Not long ago, the rage in Washington’s foreign policy circles was the doctrine of counterinsurgency. COIN, as it’s known, was about face-to-face contact with local populations, winning their hearts and minds to enlist their help in battles against insurgent enemies. This template was designed specifically with Iraq and Afghanistan in mind. But there was also a sense that it would dominate military action for years to come. Here’s an analysis predicting that the first Pentagon budget under Obama would “institutionalize support for counterinsurgency.” COIN caught on in part because it seemed a more enlightened and humane approach to warfare than, say, “shock and awe.” But it has come to disappoint many of its former cheerleaders, owing largely to its apparent failure in Afghanistan, along with the impracticality of its price tag in a budget-cutting era. Now it seems clear that the U.S.’s future approach to Afghanistan will mean the opposite of COIN: drone strikes from the sky, requiring few if any boots on the ground, and no contact with the local population — unless by contact you mean collateral damage that occasionally kills the neighbors of suspected terrorists. We’re less likely to attend meetings with locals than, well, blow them up. You can look at General David Petraeus’ career trajectory — from COIN visionary at the Pentagon to master drone hunter at the CIA — as a metaphor for this national shift. And while none of this is new, last week’s New York Times story on President Obama’s “kill list” drove home to many Americans just how central this approach is to Obama’s national security strategy.

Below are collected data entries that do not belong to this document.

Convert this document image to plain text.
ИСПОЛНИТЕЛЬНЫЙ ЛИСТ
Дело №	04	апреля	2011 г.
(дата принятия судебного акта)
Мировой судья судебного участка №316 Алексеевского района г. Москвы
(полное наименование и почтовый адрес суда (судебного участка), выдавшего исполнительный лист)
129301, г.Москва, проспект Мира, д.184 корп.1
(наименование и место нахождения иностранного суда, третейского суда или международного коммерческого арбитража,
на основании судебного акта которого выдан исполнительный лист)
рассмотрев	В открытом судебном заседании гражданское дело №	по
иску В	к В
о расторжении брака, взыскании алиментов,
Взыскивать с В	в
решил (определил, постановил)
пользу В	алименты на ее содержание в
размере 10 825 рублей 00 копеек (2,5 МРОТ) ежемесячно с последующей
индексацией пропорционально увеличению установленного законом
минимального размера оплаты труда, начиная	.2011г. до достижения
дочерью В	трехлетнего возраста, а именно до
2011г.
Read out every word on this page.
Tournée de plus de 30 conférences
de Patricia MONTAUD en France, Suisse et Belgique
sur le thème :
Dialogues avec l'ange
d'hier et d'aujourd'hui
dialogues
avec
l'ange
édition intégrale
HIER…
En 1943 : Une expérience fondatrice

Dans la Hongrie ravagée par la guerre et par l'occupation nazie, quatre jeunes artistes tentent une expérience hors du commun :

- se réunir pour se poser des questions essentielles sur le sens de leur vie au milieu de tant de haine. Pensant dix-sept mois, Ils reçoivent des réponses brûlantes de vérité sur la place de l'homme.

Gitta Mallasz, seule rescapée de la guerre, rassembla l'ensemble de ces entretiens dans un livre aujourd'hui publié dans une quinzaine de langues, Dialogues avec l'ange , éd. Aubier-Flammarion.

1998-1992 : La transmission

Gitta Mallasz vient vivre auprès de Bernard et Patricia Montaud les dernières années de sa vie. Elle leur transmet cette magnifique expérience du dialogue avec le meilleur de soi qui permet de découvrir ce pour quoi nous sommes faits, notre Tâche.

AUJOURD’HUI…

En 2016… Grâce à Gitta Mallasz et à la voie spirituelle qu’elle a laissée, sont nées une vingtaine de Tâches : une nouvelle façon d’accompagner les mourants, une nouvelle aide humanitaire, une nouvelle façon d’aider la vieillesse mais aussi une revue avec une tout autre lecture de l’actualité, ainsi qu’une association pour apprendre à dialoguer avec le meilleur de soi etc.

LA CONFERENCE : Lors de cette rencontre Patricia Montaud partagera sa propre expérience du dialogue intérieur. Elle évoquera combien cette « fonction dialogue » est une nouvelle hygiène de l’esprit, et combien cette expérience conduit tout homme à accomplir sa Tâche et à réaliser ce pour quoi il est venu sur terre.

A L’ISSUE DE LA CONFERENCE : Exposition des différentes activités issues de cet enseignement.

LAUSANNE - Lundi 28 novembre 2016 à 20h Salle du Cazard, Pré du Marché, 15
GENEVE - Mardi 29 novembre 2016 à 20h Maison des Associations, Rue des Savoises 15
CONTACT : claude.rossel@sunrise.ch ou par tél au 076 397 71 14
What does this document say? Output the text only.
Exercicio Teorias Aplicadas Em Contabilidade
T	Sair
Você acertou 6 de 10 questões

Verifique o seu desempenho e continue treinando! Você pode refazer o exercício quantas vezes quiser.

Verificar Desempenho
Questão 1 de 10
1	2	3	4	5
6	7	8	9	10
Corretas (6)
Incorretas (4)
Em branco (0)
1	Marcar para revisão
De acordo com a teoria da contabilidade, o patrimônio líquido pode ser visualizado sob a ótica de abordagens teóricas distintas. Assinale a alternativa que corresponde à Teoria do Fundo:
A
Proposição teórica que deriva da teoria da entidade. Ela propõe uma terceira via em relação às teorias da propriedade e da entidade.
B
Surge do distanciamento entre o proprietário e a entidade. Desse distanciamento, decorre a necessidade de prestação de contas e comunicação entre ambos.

Using drones rather than soldiers to kill bad guys is appealing for many reasons, including cost, relative precision and reduction of risk to American troops. But it’s not a no-brainer. There’s plenty of evidence that drones antagonize local populations and, as Bob Wright frets, create more enemies over the long term than we kill in the short term. The failed 2010 Times Square bomber Faisal Shahzad has said that about the U.S. drone campaign in Pakistan. And the Washington Post has described how drone strikes may be breeding sympathy for al-Qaeda in Yemen.
Now there’s another component to the new warfare that threatens blowback: cyberwar. Computer viruses reportedly created by U.S. intelligence agencies (in partnership with the Israelis) seem to have hobbled Iran’s nuclear weapons program, wrecking centrifuges and perhaps setting back the program by many months. Like drones, cyberweapons are relatively cheap and do their work without putting American troops in harm’s way. The blowback comes when those viruses get loose and inflict unintended damage or provide templates to terrorists or enemy nations that some experts think could lead to disaster. Wright goes so far as to argue that cyberweapons are like bioweapons, demanding international treaties to govern their use.
What do Romney and Obama think about that. Who knows? The new warfare is thus far nearly absent from the campaign dialogue. Its benefits may exceed its costs. But for now, that seems like an open question — and one it’d be worth debating.